New London restricts juvenile horror books at elementary schools

By Scott Bellile

Two children’s books became harder for New London’s youngest students to borrow from elementary school libraries.

The New London School Board on Monday, Feb. 13, voted 4-3 to limit the checkout of two horror titles to third- and fourth-grade students.

Second graders and below now must obtain permission from a parent or guardian to check out “Scary States of Mind: Horror in Maryland” by Rachel Rose and “Tiptoe into Scary Places: Deserted Prisons” by Joyce Markovics.

The board did not run the policy past the district’s lawyer prior to its passage.

“It’s not our legal responsibility to make every book in the world available in the library,” said Board President Chris Martinson, who backed the restriction.

After the vote, he told the board legal counsel can still review the policy.

District Administrator Scott Bleck responded it is too late once a policy is enacted.

“So if legal tells us we broke the law, guess what.

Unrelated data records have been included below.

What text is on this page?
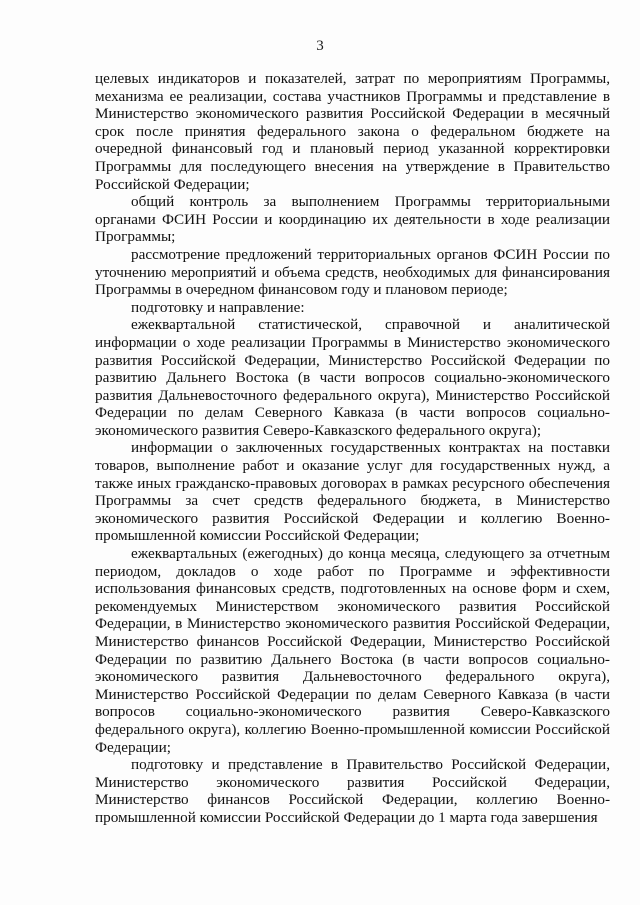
3

целевых индикаторов и показателей, затрат по мероприятиям Программы, механизма ее реализации, состава участников Программы и представление в Министерство экономического развития Российской Федерации в месячный срок после принятия федерального закона о федеральном бюджете на очередной финансовый год и плановый период указанной корректировки Программы для последующего внесения на утверждение в Правительство Российской Федерации;

общий контроль за выполнением Программы территориальными органами ФСИН России и координацию их деятельности в ходе реализации Программы;

рассмотрение предложений территориальных органов ФСИН России по уточнению мероприятий и объема средств, необходимых для финансирования Программы в очередном финансовом году и плановом периоде;

подготовку и направление:

ежеквартальной статистической, справочной и аналитической информации о ходе реализации Программы в Министерство экономического развития Российской Федерации, Министерство Российской Федерации по развитию Дальнего Востока (в части вопросов социально-экономического развития Дальневосточного федерального округа), Министерство Российской Федерации по делам Северного Кавказа (в части вопросов социально-экономического развития Северо-Кавказского федерального округа);

информации о заключенных государственных контрактах на поставки товаров, выполнение работ и оказание услуг для государственных нужд, а также иных гражданско-правовых договорах в рамках ресурсного обеспечения Программы за счет средств федерального бюджета, в Министерство экономического развития Российской Федерации и коллегию Военно-промышленной комиссии Российской Федерации;

ежеквартальных (ежегодных) до конца месяца, следующего за отчетным периодом, докладов о ходе работ по Программе и эффективности использования финансовых средств, подготовленных на основе форм и схем, рекомендуемых Министерством экономического развития Российской Федерации, в Министерство экономического развития Российской Федерации, Министерство финансов Российской Федерации, Министерство Российской Федерации по развитию Дальнего Востока (в части вопросов социально-экономического развития Дальневосточного федерального округа), Министерство Российской Федерации по делам Северного Кавказа (в части вопросов социально-экономического развития Северо-Кавказского федерального округа), коллегию Военно-промышленной комиссии Российской Федерации;

подготовку и представление в Правительство Российской Федерации, Министерство экономического развития Российской Федерации, Министерство финансов Российской Федерации, коллегию Военно-промышленной комиссии Российской Федерации до 1 марта года завершения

We’ll be sued,” said board member Terry Wegner, who joined Mark Grossman and Mandy Wilz in voting against the policy.

“If we’re going to prevent children from seeing something, it is in fact censorship,” Wegner said. “We should have had an attorney’s review of this before we made that decision.”

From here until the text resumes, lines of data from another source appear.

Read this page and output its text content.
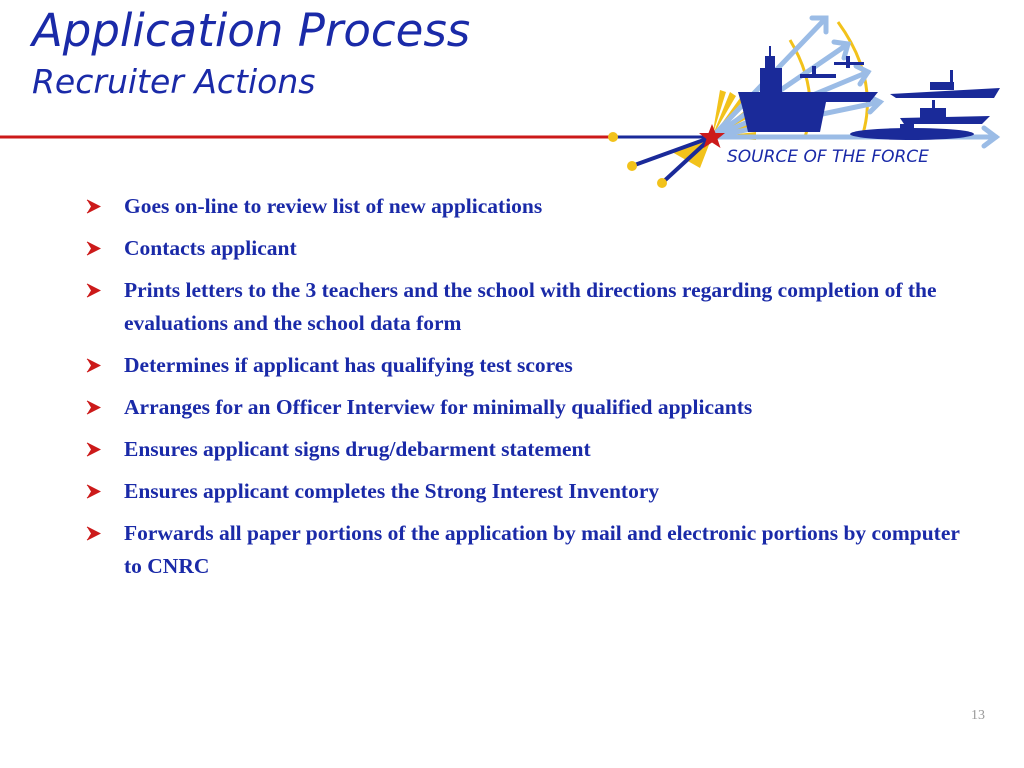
Application Process
Recruiter Actions
SOURCE OF THE FORCE
Goes on-line to review list of new applications
Contacts applicant
Prints letters to the 3 teachers and the school with directions regarding completion of the evaluations and the school data form
Determines if applicant has qualifying test scores
Arranges for an Officer Interview for minimally qualified applicants
Ensures applicant signs drug/debarment statement
Ensures applicant completes the Strong Interest Inventory
Forwards all paper portions of the application by mail and electronic portions by computer to CNRC
13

Voting with Martinson were John Heideman, Katie Batten and Holly Schweitzer.

Parent requests banning both books

The action followed a complaint filed in November by Hailey Oehlke, a parent whose second-grade children checked out both books from Readfield Elementary School. She requested the books be banned altogether.

Oehlke’s complaint against “Horror in Maryland” cites two references to suicide and a mention of a sailor being “blown to bits” by a cannon.

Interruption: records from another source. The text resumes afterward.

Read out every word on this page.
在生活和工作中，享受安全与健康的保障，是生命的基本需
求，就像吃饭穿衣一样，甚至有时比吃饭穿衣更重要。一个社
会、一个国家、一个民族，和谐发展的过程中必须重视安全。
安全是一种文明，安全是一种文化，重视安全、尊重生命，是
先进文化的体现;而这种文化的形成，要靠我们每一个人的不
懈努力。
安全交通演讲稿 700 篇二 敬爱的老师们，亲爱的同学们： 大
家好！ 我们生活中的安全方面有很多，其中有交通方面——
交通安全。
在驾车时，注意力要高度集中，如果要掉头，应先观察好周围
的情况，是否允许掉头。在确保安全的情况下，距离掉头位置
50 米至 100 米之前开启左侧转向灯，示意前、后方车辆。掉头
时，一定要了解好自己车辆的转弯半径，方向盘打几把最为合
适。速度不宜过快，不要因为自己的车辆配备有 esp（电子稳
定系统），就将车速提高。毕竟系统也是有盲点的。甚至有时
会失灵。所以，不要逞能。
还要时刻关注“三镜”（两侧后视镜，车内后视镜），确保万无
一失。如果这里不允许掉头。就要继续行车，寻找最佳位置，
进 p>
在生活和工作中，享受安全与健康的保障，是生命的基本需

Her opposition to “Deserted Prisons” stems from a photograph of the dead bodies of gangsters killed in the Saint Valentine’s Day Massacre in 1929.

“I feel grade school is a bit young to allow books with such graphic pictures and words to be viewed by all ages,” she wrote.

An ad-hoc Material Reviews Committee comprised of four district employees and a parent reviewed her complaint in November.

The committee recommended the horror books stay in the library due to the genre’s popularity among “reluctant readers” as well as the fact parents may ask librarians to bar their child’s access to certain titles or genres.

Following the committee’s recommendation, Oehlke in December filed the appeal that appeared this week before the school board.

“Horror in Maryland” is available at Parkview, Readfield and Sugar Bush elementary schools.

Parkview, Readfield and Lincoln schools offer “Deserted Prisons.”

Outside the schools, “Deserted Prisons” is available at Waupaca and Outagamie counties’ public libraries through interlibrary loan. “Horror in Maryland” is not.

Neither book is taught in classrooms.

The restriction is not the district’s first. New London Intermediate/Middle School forbids the checkout of young adult literature until seventh grade unless a student provides permission from a parent.

Promotional materials for “Horror in Maryland” and “Deserted Prisons” supplied to the school board rate the books at around a third-grade reading level.

“If the recommendation is grades three and up, why are we [lending] it to under grade three?” Wilz asked.

“All the books at the elementary are, say if you will, open to all students in the elementary,” Bleck said.

Librarians sometimes suggest more age-appropriate books for the “littlest learners” but up until now did not deny them materials, Bleck said.

Batten argued the schools are not censoring the horror books if they still grant younger students access with parental permission.

Wegner disagreed, adding such limitations put the burden on all readers.

“We’re now saying no, nobody can read this unless they opt in, and that’s not how [our system] has been developed,” he said.